Last week, as reported in the Cambridge Independent, it was announced that the bit.bio board will be chaired by serial entrepreneur Dr Hermann Hauser.

As if that were not enough – and at the same time – it was announced that Sir Greg Winter, the Nobel Prize in Chemistry winner, had also joined the board, along with Alan S Roemer, another global pharmaceutical savant who has to date raised $1.75bn in private and public capital and consummated five IPOs.

Then – appropriately on Fireworks Night – came the the news that bit.bio had completed the first close of its Series B financing to the tune of $103m.

New and existing institutional and strategic investors in the Series B round, thus far, include Arch Ventures, Charles River Laboratories, Foresite Capital, National Resilience Inc, Metaplanet, Puhua Capital and Tencent.

Touring bit.bio’s offices in The Dorothy Hodgkin Building on Babraham Research Campus for the official opening in September are, from front left, Anthony Browne MP, bit.bio founder and CEO Mark Kotter, and scientist Dr Marcos Herrera Vaquero. Picture: Keith Heppell
Touring bit.bio’s offices in The Dorothy Hodgkin Building on Babraham Research Campus for the official opening in September are, from front left, Anthony Browne MP, bit.bio founder and CEO Mark Kotter, and scientist Dr Marcos Herrera Vaquero. Picture: Keith Heppell

The funding will accelerate the clinical development of the company’s opti-ox proprietary cell coding technology – a breakthrough gene engineering approach that enables unlimited batches of any human cell to be manufactured consistently at scale through direct reprogramming of stem cells.

It will also support the continued growth of the company’s ioCells product portfolio – where opti-ox is used to create human cell products that are unique because they offer consistency at scale and the cells are highly defined.

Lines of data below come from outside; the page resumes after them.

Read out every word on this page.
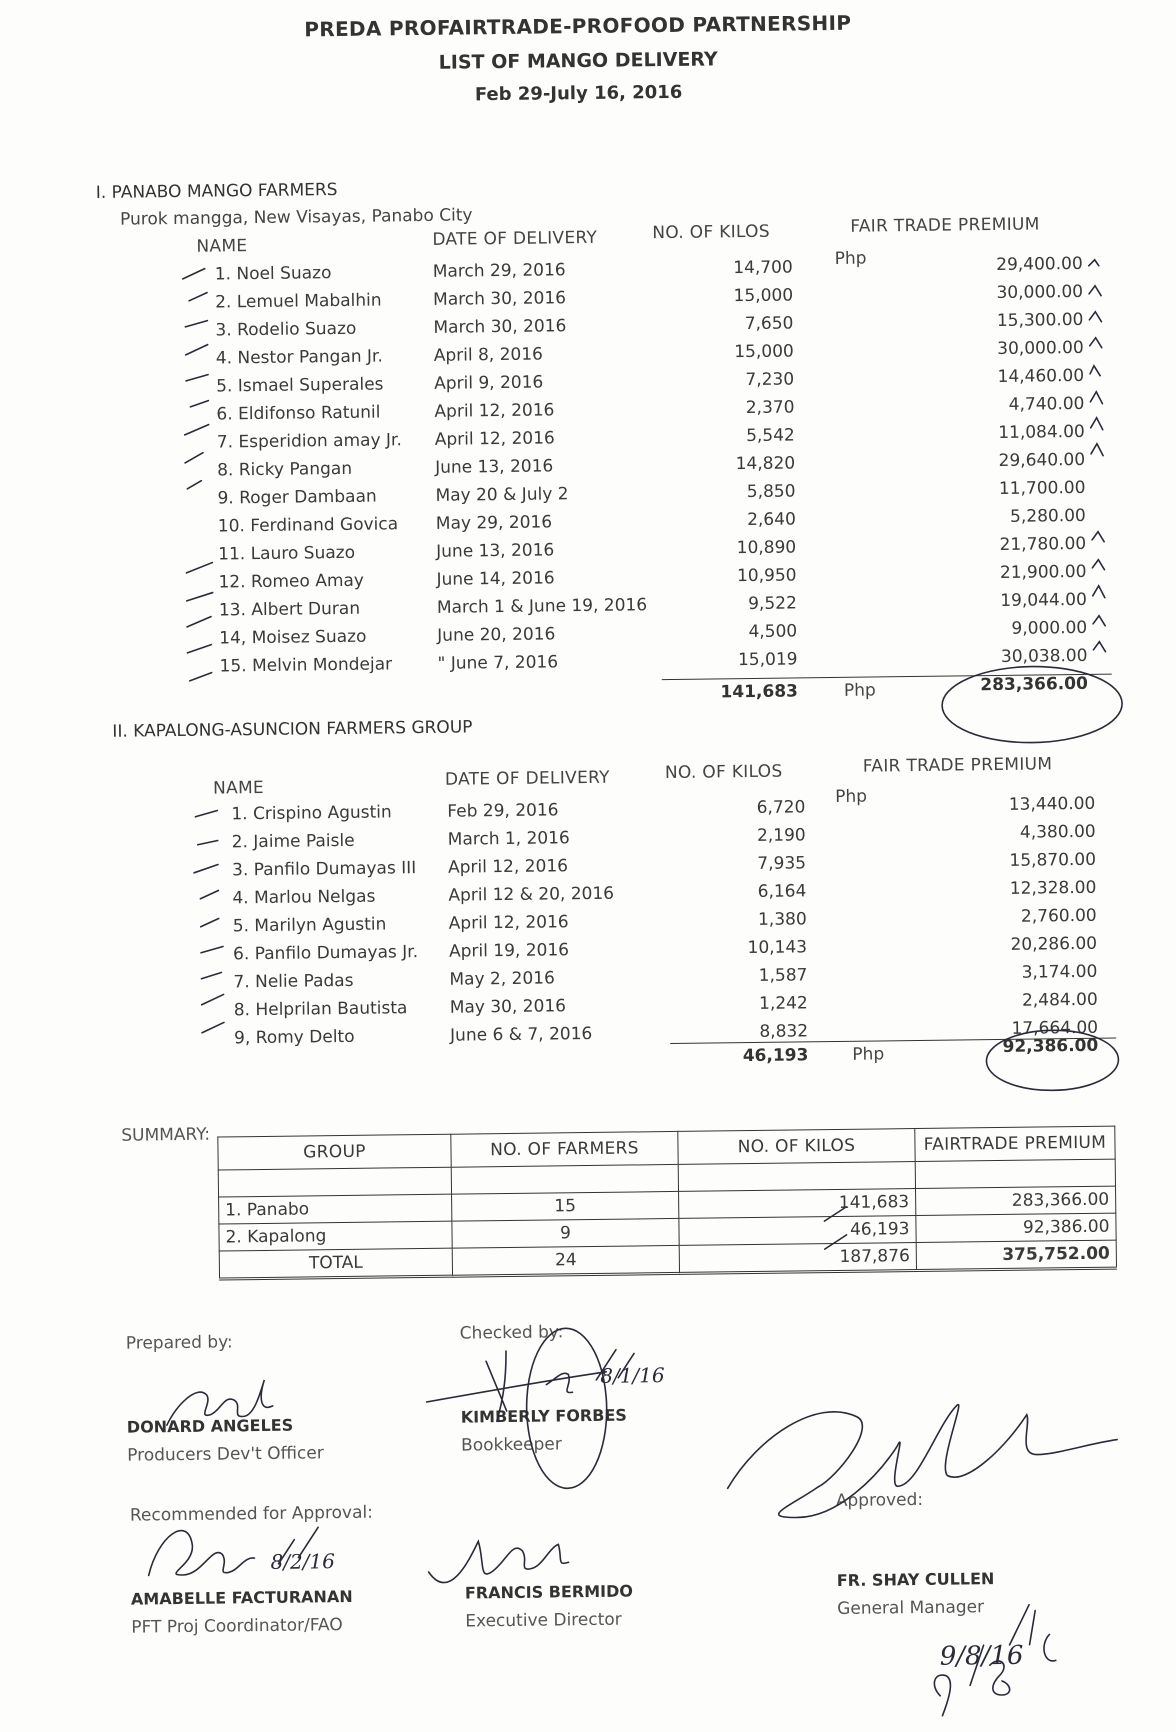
PREDA PROFAIRTRADE-PROFOOD PARTNERSHIP
LIST OF MANGO DELIVERY
Feb 29-July 16, 2016
I. PANABO MANGO FARMERS
Purok mangga, New Visayas, Panabo City
NAME	DATE OF DELIVERY	NO. OF KILOS	FAIR TRADE PREMIUM
Php
1. Noel Suazo	March 29, 2016	14,700	29,400.00
2. Lemuel Mabalhin	March 30, 2016	15,000	30,000.00
3. Rodelio Suazo	March 30, 2016	7,650	15,300.00
4. Nestor Pangan Jr.	April 8, 2016	15,000	30,000.00
5. Ismael Superales	April 9, 2016	7,230	14,460.00
6. Eldifonso Ratunil	April 12, 2016	2,370	4,740.00
7. Esperidion amay Jr. April 12, 2016	5,542	11,084.00
8. Ricky Pangan	June 13, 2016	14,820	29,640.00
9. Roger Dambaan	May 20 & July 2	5,850	11,700.00
10. Ferdinand Govica May 29, 2016	2,640	5,280.00
11. Lauro Suazo	June 13, 2016	10,890	21,780.00
12. Romeo Amay	June 14, 2016	10,950	21,900.00
13. Albert Duran	March 1 & June 19, 2016	9,522	19,044.00
14, Moisez Suazo	June 20, 2016	4,500	9,000.00
15. Melvin Mondejar	" June 7, 2016	15,019	30,038.00
141,683	Php	283,366.00
II. KAPALONG-ASUNCION FARMERS GROUP
NAME	DATE OF DELIVERY	NO. OF KILOS	FAIR TRADE PREMIUM
Php
1. Crispino Agustin	Feb 29, 2016	6,720	13,440.00
2. Jaime Paisle	March 1, 2016	2,190	4,380.00
3. Panfilo Dumayas III April 12, 2016	7,935	15,870.00
4. Marlou Nelgas	April 12 & 20, 2016	6,164	12,328.00
5. Marilyn Agustin	April 12, 2016	1,380	2,760.00
6. Panfilo Dumayas Jr. April 19, 2016	10,143	20,286.00
7. Nelie Padas	May 2, 2016	1,587	3,174.00
8. Helprilan Bautista May 30, 2016	1,242	2,484.00
9, Romy Delto	June 6 & 7, 2016	8,832	17,664.00
46,193	Php	92,386.00
SUMMARY:
GROUP	NO. OF FARMERS	NO. OF KILOS	FAIRTRADE PREMIUM

1. Panabo	15	141,683	283,366.00
2. Kapalong	9	46,193	92,386.00
TOTAL	24	187,876	375,752.00
Prepared by:
DONARD ANGELES
Producers Dev't Officer
Checked by:
KIMBERLY FORBES
Bookkeeper
Recommended for Approval:
AMABELLE FACTURANAN
PFT Proj Coordinator/FAO
FRANCIS BERMIDO
Executive Director
Approved:
FR. SHAY CULLEN
General Manager
8/1/16
8/2/16
9/8/16
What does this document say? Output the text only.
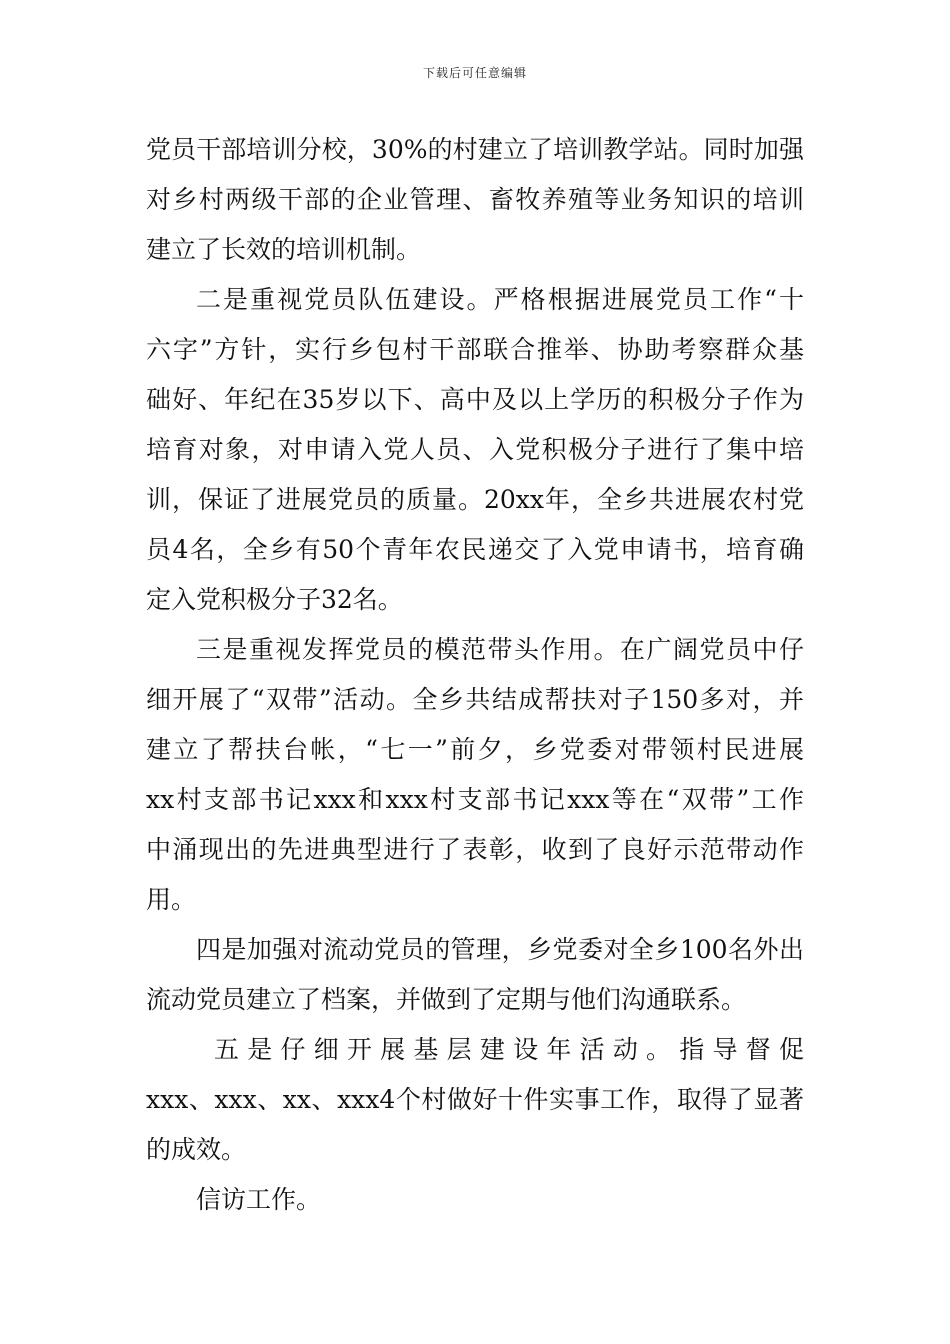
下载后可任意编辑

党员干部培训分校，30%的村建立了培训教学站。同时加强
对乡村两级干部的企业管理、畜牧养殖等业务知识的培训
建立了长效的培训机制。

二是重视党员队伍建设。严格根据进展党员工作“十
六字”方针，实行乡包村干部联合推举、协助考察群众基
础好、年纪在35岁以下、高中及以上学历的积极分子作为
培育对象，对申请入党人员、入党积极分子进行了集中培
训，保证了进展党员的质量。20xx年，全乡共进展农村党
员4名，全乡有50个青年农民递交了入党申请书，培育确
定入党积极分子32名。

三是重视发挥党员的模范带头作用。在广阔党员中仔
细开展了“双带”活动。全乡共结成帮扶对子150多对，并
建立了帮扶台帐，“七一”前夕，乡党委对带领村民进展
xx村支部书记xxx和xxx村支部书记xxx等在“双带”工作
中涌现出的先进典型进行了表彰，收到了良好示范带动作
用。

四是加强对流动党员的管理，乡党委对全乡100名外出
流动党员建立了档案，并做到了定期与他们沟通联系。

五是仔细开展基层建设年活动。指导督促
xxx、xxx、xx、xxx4个村做好十件实事工作，取得了显著
的成效。

信访工作。
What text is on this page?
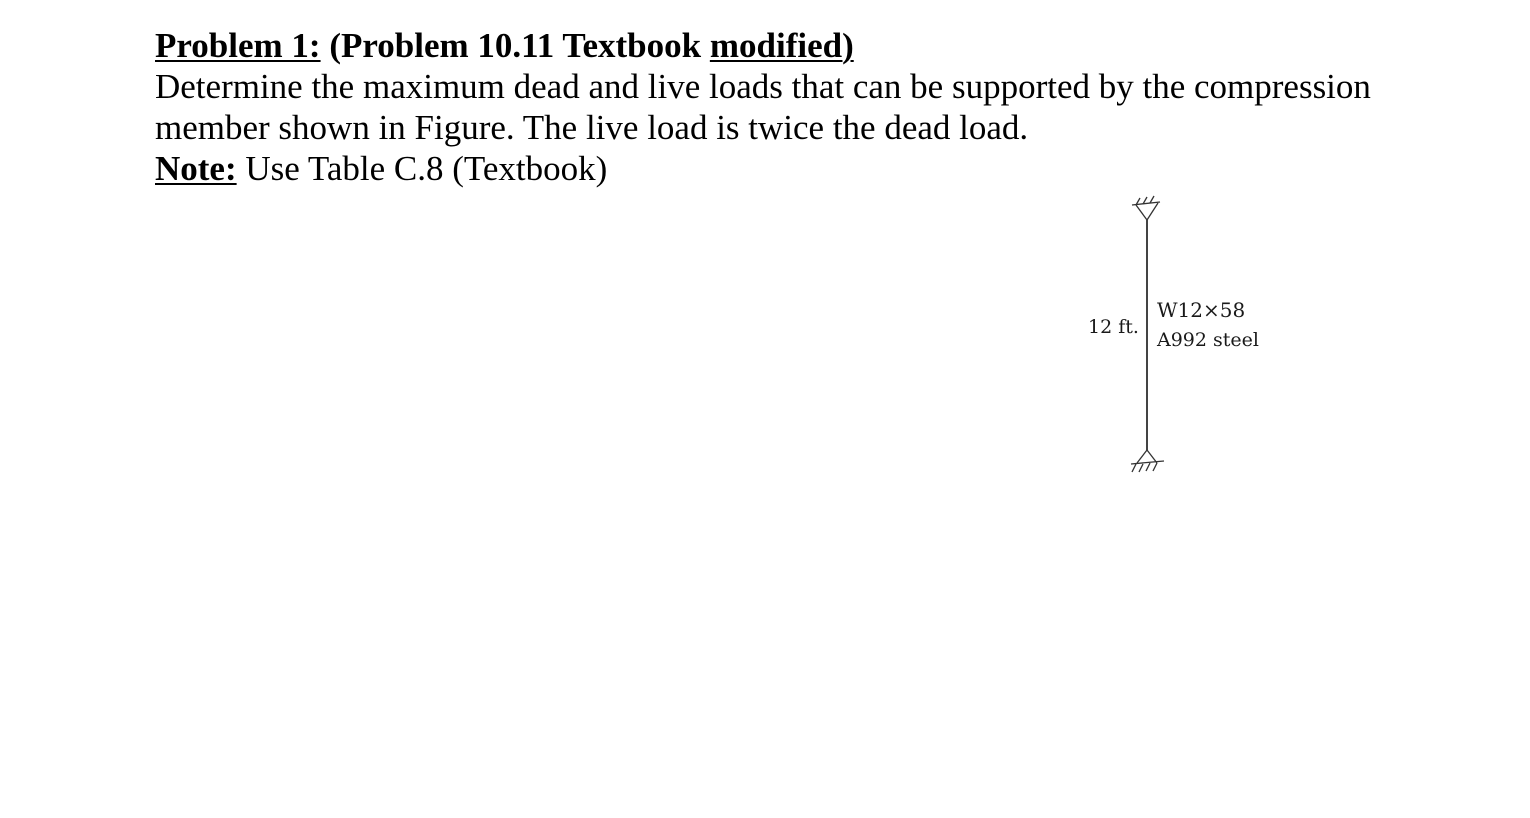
Problem 1: (Problem 10.11 Textbook modified)
Determine the maximum dead and live loads that can be supported by the compression
member shown in Figure. The live load is twice the dead load.
Note: Use Table C.8 (Textbook)
12 ft.
W12×58
A992 steel
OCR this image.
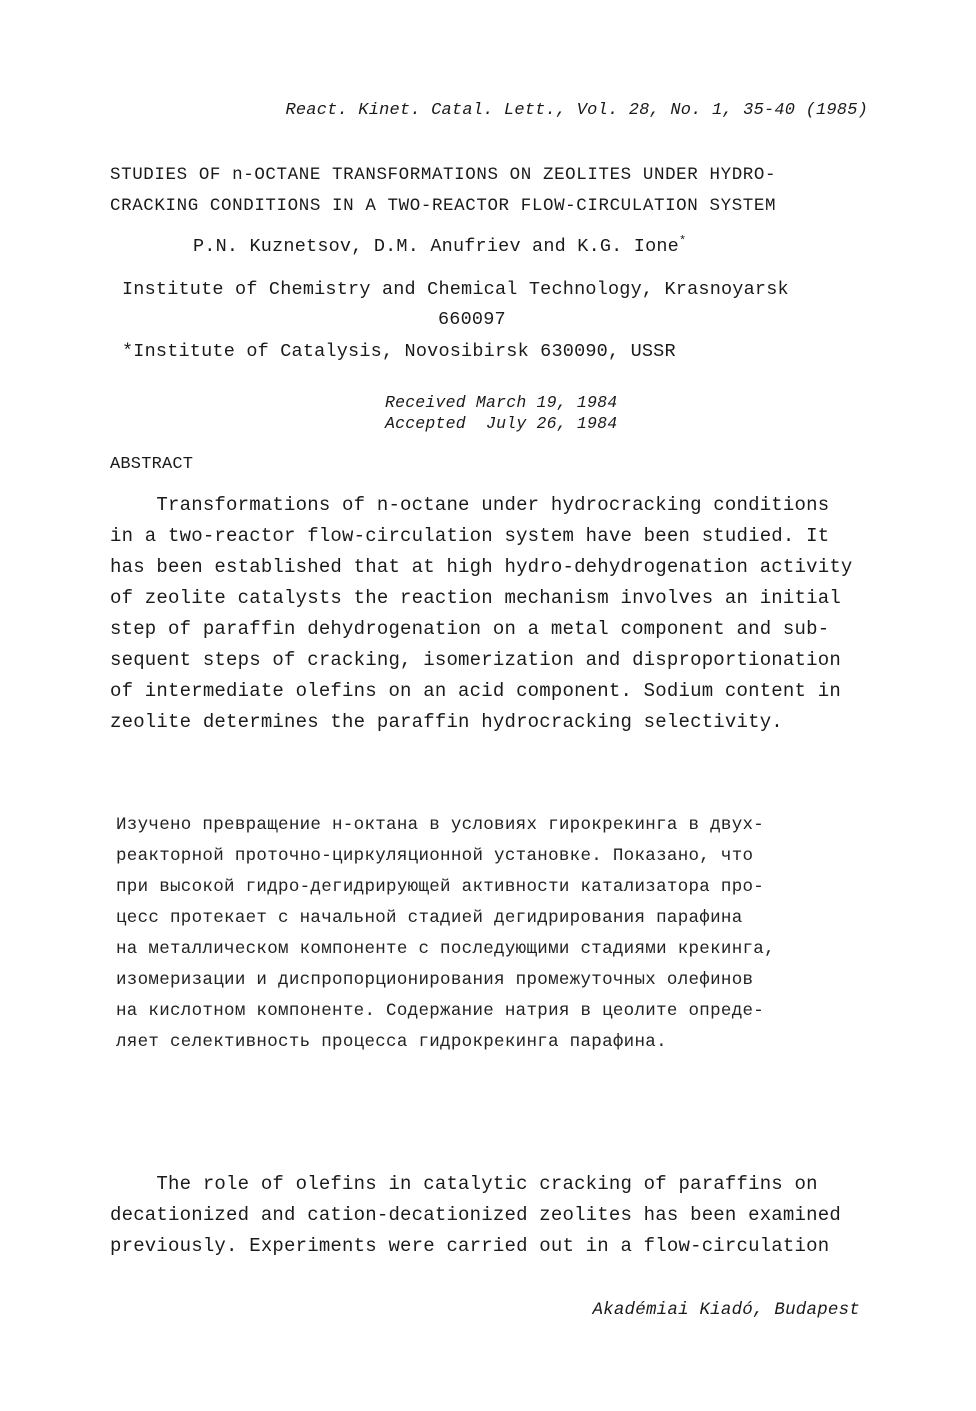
React. Kinet. Catal. Lett., Vol. 28, No. 1, 35-40 (1985)
STUDIES OF n-OCTANE TRANSFORMATIONS ON ZEOLITES UNDER HYDRO-
CRACKING CONDITIONS IN A TWO-REACTOR FLOW-CIRCULATION SYSTEM
P.N. Kuznetsov, D.M. Anufriev and K.G. Ione*
Institute of Chemistry and Chemical Technology, Krasnoyarsk
660097
*Institute of Catalysis, Novosibirsk 630090, USSR
Received March 19, 1984
Accepted  July 26, 1984
ABSTRACT
Transformations of n-octane under hydrocracking conditions
in a two-reactor flow-circulation system have been studied. It
has been established that at high hydro-dehydrogenation activity
of zeolite catalysts the reaction mechanism involves an initial
step of paraffin dehydrogenation on a metal component and sub-
sequent steps of cracking, isomerization and disproportionation
of intermediate olefins on an acid component. Sodium content in
zeolite determines the paraffin hydrocracking selectivity.
Изучено превращение н-октана в условиях гирокрекинга в двух-
реакторной проточно-циркуляционной установке. Показано, что
при высокой гидро-дегидрирующей активности катализатора про-
цесс протекает с начальной стадией дегидрирования парафина
на металлическом компоненте с последующими стадиями крекинга,
изомеризации и диспропорционирования промежуточных олефинов
на кислотном компоненте. Содержание натрия в цеолите опреде-
ляет селективность процесса гидрокрекинга парафина.
The role of olefins in catalytic cracking of paraffins on
decationized and cation-decationized zeolites has been examined
previously. Experiments were carried out in a flow-circulation
Akadémiai Kiadó, Budapest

Speaking to the Cambridge Independent, Dr Kotter said: “Essentially the financing allows us to accelerate our clinical development, which means building a pipeline of cell therapies and getting them into the clinic.

“This has really been the biggest goal for me from day one: because I see patients every week, I want to make cell therapies possible on a scale and price point so every patient everywhere can access them.

“I think they are going to be the next generation of transformational medicines and opti-ox means we can manufacture them consistently at scale, which is currently one of the big barriers. It’s going to be hard of course, as it’s a new technology, but that’s what the funding will help us do.

bit.bio screen showing cell activity. Picture: Keith Heppell
bit.bio screen showing cell activity. Picture: Keith Heppell

“In terms of the team, we continue to grow: we introduced two new VPs of translation recently, and it’s these types of hires that will help us build that pipeline out. They are both based on the West Coast in the US and that’s our second home.

“And of course, we will honour our commitment to provide the best cells for the research and drug development community.”

bit.bio has already launched two products for research and drug discovery – glutamatergic neurons and skeletal myocytes – with disease models and other cell types to follow.

“I’m thrilled that bit.bio is supported by world class investors and strategic partners,” added Dr Kotter. “The capital will enable us to accelerate our clinical and commercial scale-up and to deliver cell therapies for every patient, everywhere.”